Nine Veteran Deaths At Salt Lake City Facility Due To Coronavirus
Jun 17, 2020, 6:33 PM | Updated: 11:39 pm
BLUFFDALE, Utah – There are some places that just speak to you.
Kent Holmgren knows one spot.
Visit the Utah Veterans Cemetery in Bluffdale, and there is a chance you’ll see Holmgren there.
“I love it here. It’s a beautiful place,” said Holmgren. “I come out here, it can be snowing, raining, wind howling.”
He said enjoys listening to those voices.
“I like to be around the other veterans,” said Holmgren while sitting on a bench on the east side of the cemetery.
However, there’s one person here who brings him peace.
“She’s right there,” he said pointing to a name on a stone. “Her name is Betty Lorraine.”
Betty is Holmgren’s wife. She died just a couple of years ago.
“It was tough when she left. It was really tough,” he said. “And I promised her I would come and visit her every chance I had.”
Holmgren, a Vietnam veteran, considers coming here often kind of like his final mission.
“It’s very important,” he said.
Holmgren also knows this peaceful place could be getting a lot busier.
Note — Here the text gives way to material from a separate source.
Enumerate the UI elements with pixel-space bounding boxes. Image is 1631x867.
“You know, this virus came on and it just came on like a wind of fire. And it ain’t going away,” said Holmgren.
He’s talking about the coronavirus pandemic and the impact it’s had.
Especially on veterans in nursing homes.
Nine have died over the past few weeks at the William E. Christoffersen Salt Lake Veterans Home on the campus of the VA Salt Lake City Healthcare System.
Dozens more were still positive.
“That’s sad, you know? And the way it’s going, we’ll fill these walls right on up,” said Holmgren while pointing toward the cemetery.
Even sadder is those veterans died without family members being able to visit them because of coronavirus.
The facility, like other long term care facilities across the state, is closed to visitors.
“These residents in nursing homes are really isolated, and so we as a department are doing our best to absolutely make sure these veterans feel like they’re still remembered and a part of our community here in Utah,” said Kelsey Price, communications director for the Utah Department of Veterans and Military Affairs.
Part of that effort is a new program launched last month by Utah’s Department of Veterans Affairs called “Happiness for Heroes.”
It’s where people are encouraged to write cards of thanks and hope to veterans.
Those cards are then delivered to veterans by their nurses.
“They’re just as much a part of the family and they really have strong bonds with these veterans as well,” said Price.
An example of that is when one veteran isolated in the COVID unit at the Christofferson facility was upset he couldn’t play the piano Martin he normally did because it was in the activities room.
“Simple fix. What did we do? We took the piano and moved it from there and put it in the COVID unit,” said Martin Mayhew, regional vice president of operations for Avalon Health Care.
Avalon Health Care operates and manages the veterans nursing facility.
“We want to make this as comfortable for them as possible,” said Mayhew.
It’s the small things that can help make a difference with a virus bigger than anything even Holmgren has seen in his lifetime.
“Especially our veterans. That’s a heck of a thing. Go through all you went through and then build your life and then die like that? That’s sad,” said Holmgren.
That’s why he said he’ll keep coming to the Utah Veterans Cemetery in Bluffdale.
He wants to say hello to his wife as often as possible, but he also wants to honor those veterans who faced an enemy that science is still mobilizing to defeat.
“I feel sorry for anybody that has this virus,” he said.